材料開発では、データサイエンスとシミュレーション技術が重要なスキルに

化学素材の分野における企業の開発ニーズは大きく2つあります。一つは、バイオマス素材など、生産工程で環境に負荷をかけない新素材の開発。もう一つはエネルギー分野とも連動するのですが、省電力化で重要となる半導体の性能向上を実現するための材料開発のニーズです。こうしたニーズに対応するために重要なスキルが、データサイエンスやシミュレーションです。化学素材系メーカーのエンジニアも、従来は多段的に実験を行い、検証していましたが、近年はシミュレーションの技術を駆使して、データサイエンス的なアプローチから材料開発に取り組むようになってきました。実際に、大手化学メーカーの中には、データサイエンスの専門部隊を持つ企業も増えてきているため、注目度の高いスキルと言えるでしょう。
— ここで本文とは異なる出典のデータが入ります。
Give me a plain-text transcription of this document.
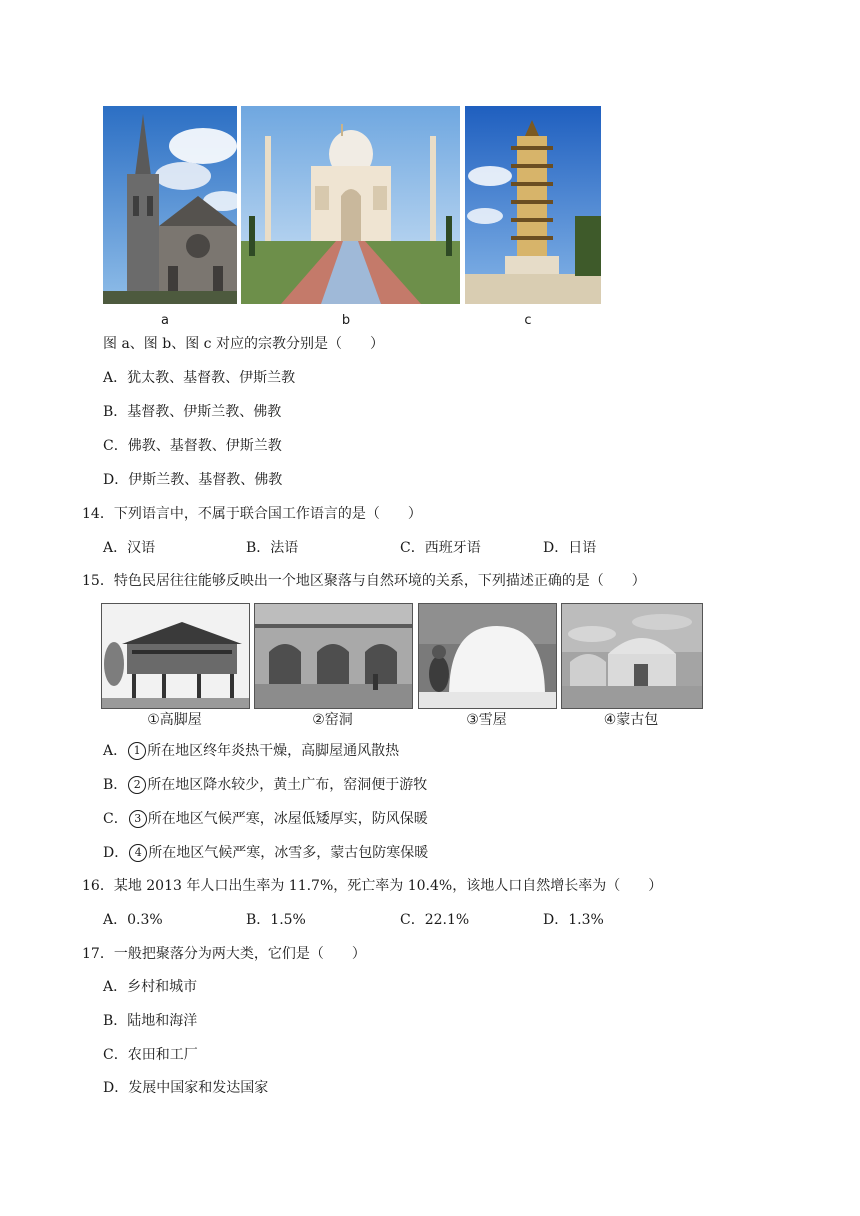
a	b	c
图 a、图 b、图 c 对应的宗教分别是（　　）
A．犹太教、基督教、伊斯兰教
B．基督教、伊斯兰教、佛教
C．佛教、基督教、伊斯兰教
D．伊斯兰教、基督教、佛教
14．下列语言中，不属于联合国工作语言的是（　　）
A．汉语	B．法语	C．西班牙语	D．日语
15．特色民居往往能够反映出一个地区聚落与自然环境的关系，下列描述正确的是（　　）
①高脚屋	②窑洞	③雪屋	④蒙古包
A． 1 所在地区终年炎热干燥，高脚屋通风散热
B． 2 所在地区降水较少，黄土广布，窑洞便于游牧
C． 3 所在地区气候严寒，冰屋低矮厚实，防风保暖
D． 4 所在地区气候严寒，冰雪多，蒙古包防寒保暖
16．某地 2013 年人口出生率为 11.7%，死亡率为 10.4%，该地人口自然增长率为（　　）
A．0.3%	B．1.5%	C．22.1%	D．1.3%
17．一般把聚落分为两大类，它们是（　　）
A．乡村和城市
B．陆地和海洋
C．农田和工厂
D．发展中国家和发达国家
デジタル化技術を習得して活用できれば、業界を横断した活躍もできる

化学・素材の分野は「プロセス産業」と言われ、開発や生産の最適化が難しい領域だったのですが、マテリアルズ・インフォマティクスの活用や、ビッグデータ、AI、機械学習といったデジタル技術を駆使して開発・生産工程を最適化していく流れが出てきました。例えば、ある素材メーカーは、素材をいかに均一な品質でコストを極限まで下げるかということと、膨大な熱の使用に伴う歩留まりを最適化して出荷できるかで粗利率が決まってくるため、シミュレーションを活用してどのように効率化・最適化していくかが重要なテーマでした。そこで生産現場のエンジニアに、データサイエンスの専門部隊が画像データの情報処理だけでなく、現場でのシミュレーションができるレベルまで教育する取り組みを行っています。
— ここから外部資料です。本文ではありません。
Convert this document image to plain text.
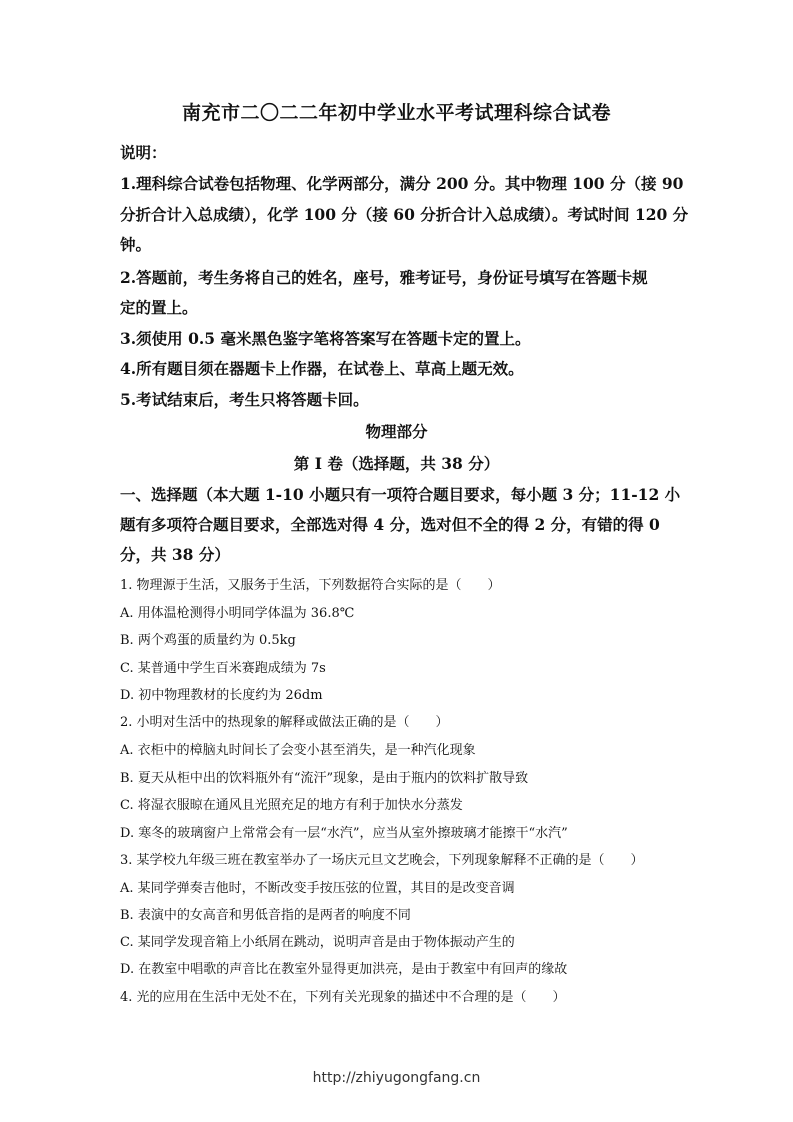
南充市二〇二二年初中学业水平考试理科综合试卷
说明：
1.理科综合试卷包括物理、化学两部分，满分 200 分。其中物理 100 分（接 90
分折合计入总成绩），化学 100 分（接 60 分折合计入总成绩）。考试时间 120 分
钟。
2.答题前，考生务将自己的姓名，座号，雅考证号，身份证号填写在答题卡规
定的置上。
3.须使用 0.5 毫米黑色鉴字笔将答案写在答题卡定的置上。
4.所有题目须在器题卡上作器，在试卷上、草高上题无效。
5.考试结束后，考生只将答题卡回。
物理部分
第 I 卷（选择题，共 38 分）
一、选择题（本大题 1-10 小题只有一项符合题目要求，每小题 3 分；11-12 小
题有多项符合题目要求，全部选对得 4 分，选对但不全的得 2 分，有错的得 0
分，共 38 分）
1. 物理源于生活，又服务于生活，下列数据符合实际的是（　　）
A. 用体温枪测得小明同学体温为 36.8℃
B. 两个鸡蛋的质量约为 0.5kg
C. 某普通中学生百米赛跑成绩为 7s
D. 初中物理教材的长度约为 26dm
2. 小明对生活中的热现象的解释或做法正确的是（　　）
A. 衣柜中的樟脑丸时间长了会变小甚至消失，是一种汽化现象
B. 夏天从柜中出的饮料瓶外有“流汗”现象，是由于瓶内的饮料扩散导致
C. 将湿衣服晾在通风且光照充足的地方有利于加快水分蒸发
D. 寒冬的玻璃窗户上常常会有一层“水汽”，应当从室外擦玻璃才能擦干“水汽”
3. 某学校九年级三班在教室举办了一场庆元旦文艺晚会，下列现象解释不正确的是（　　）
A. 某同学弹奏吉他时，不断改变手按压弦的位置，其目的是改变音调
B. 表演中的女高音和男低音指的是两者的响度不同
C. 某同学发现音箱上小纸屑在跳动，说明声音是由于物体振动产生的
D. 在教室中唱歌的声音比在教室外显得更加洪亮，是由于教室中有回声的缘故
4. 光的应用在生活中无处不在，下列有关光现象的描述中不合理的是（　　）
http://zhiyugongfang.cn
このように、化学・素材の領域でもデータサイエンスやデジタル技術の重要度が高まっています。実際に、デジタル技術を習得した化学メーカーの生産技術エンジニアが、自動車メーカーの生産部門のデータサイエンス部隊に転身する事例もありました。化学・素材の領域に携わるエンジニアでも、データサイエンスやデジタル技術を習得して活用できれば、化学メーカーだけでなく、電子部品や自動車・産業機器メーカーなどの他業界や、DX推進を支援するIT領域のデータサイエンティストなど、業界を横断した活躍が期待できるようになります。